Do you have multiple back-up plans and safety nets? Do you find yourself saying “we’ll see,” when people ask if you’re going to be able to make a living with singing? Or, do you hear yourself saying: “if this doesn’t work out by such and such a date, I’m going to medical school.”

Many students find opportunities even while in school, to sing and enjoy the experience, but as soon as school is over and they have to work harder to find those opportunities, they decide they are not interested in working that hard for those same opportunities.

Some find ways to go back to school to gain additional experience or to pursue a degree in a related area that may increase marketability. Sometimes this is to ensure success in the field, and sometimes it is to hide out for a few more years before facing reality.

Are you willing to work multiple jobs to keep singing? Go without many of the basic comforts of life? Live on a very modest budget for many years, possibly forever? Eat a lot of ramen?  Sleep on couches or mattresses on the floor.  Use a phone with a cracked screen?  Deal with the success of others all around you even if you are not having success as you’ve defined it? Are you willing to find ways to pay for lessons, auditions, application fees and take gigs that don’t pay but provide necessary experience, even if it means “missing out on life,” occasionally? 

If you love it enough, you’ll be able to endure the hardships and the frustration associated with the profession.  If not, it will seem like a torturous existence you have to endure until something better comes along. You’ll be bitter about the experience the whole time and the greatest tragedy that can happen to a musician may occur, which is losing your love of singing all together.

My advice? Strive to figure out how much you love singing by eliminating safety nets, back-up plans and escape routes. Yes, you have to live and eat, but if you’re not invested enough, you won’t achieve the level of success you want and need in order to be successful. You will spread yourself too thin, and find that you are constantly frustrated, as you won’t be devoting enough time to your craft to actually find success.  You have to invest yourself to the point of growth.  Casual effort produces casual results.  As a wise man, Neal A. Maxwell said, it is easy to be lost “in the thick of thin things.”

Decide how badly you want to have a career.
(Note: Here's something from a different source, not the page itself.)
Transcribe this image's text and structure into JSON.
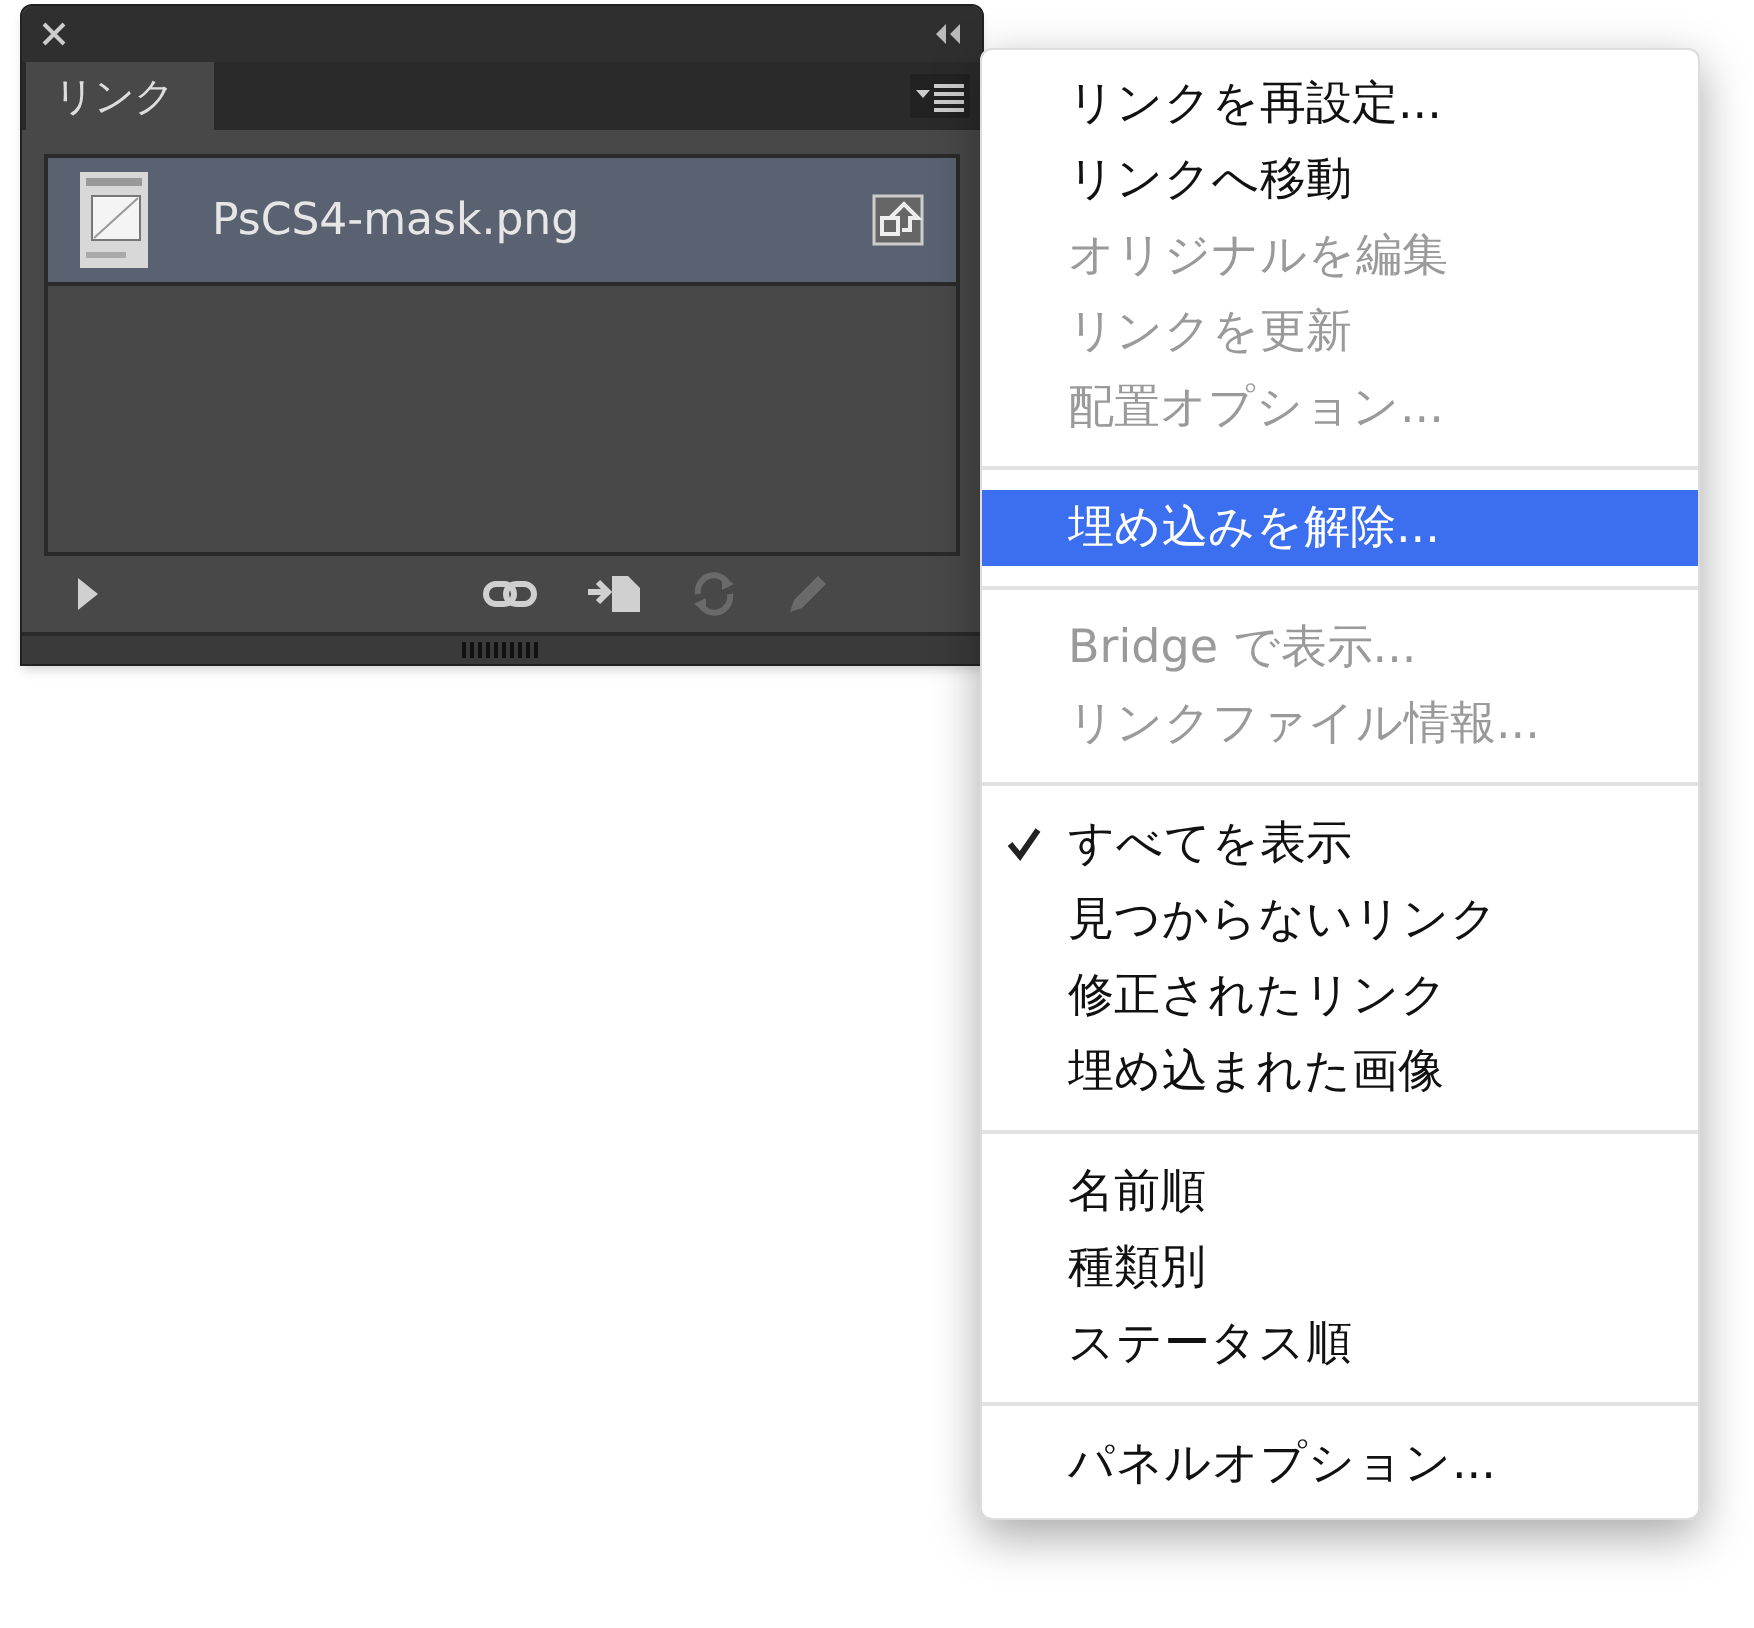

It may take time to figure this out and school is not a bad place to explore that. Before you get 2 or 3 academic degrees in to the process, however, ask yourself and your team of supporters tough questions like these.  You’ll need to ask with a willingness to hear the truth.  

  • Do I actually have career potential?
  • Am I willing to sacrifice comfort and stability to find success?
  • After performing, auditioning, and practicing etc., am I renewed, encouraged, determined and energized? If not, am I tired, overwhelmed, frustrated and defeated?
  • Am I always complaining about how unfair the business is, or explaining away other’s success, citing unfair advantages or dumb luck?
  • Am I constantly making excuses as to why I’m not where I want to be?

The answers to these questions are often painful and we don’t like to ask them because we’re afraid of what the answers may be.

It is ok to love singing, but not enough to pursue it as a career. Many singers fund tremendous fulfillment in singing part-time, or on the side.   You can still make music at the highest levels even when it is not your sole source of income. Just because you love it, or have a gift for singing, doesn’t mean you have to do it full-time to find joy in it. Make sure it is the right place for you and take the necessary steps to ensure that you never completely lose your love for singing.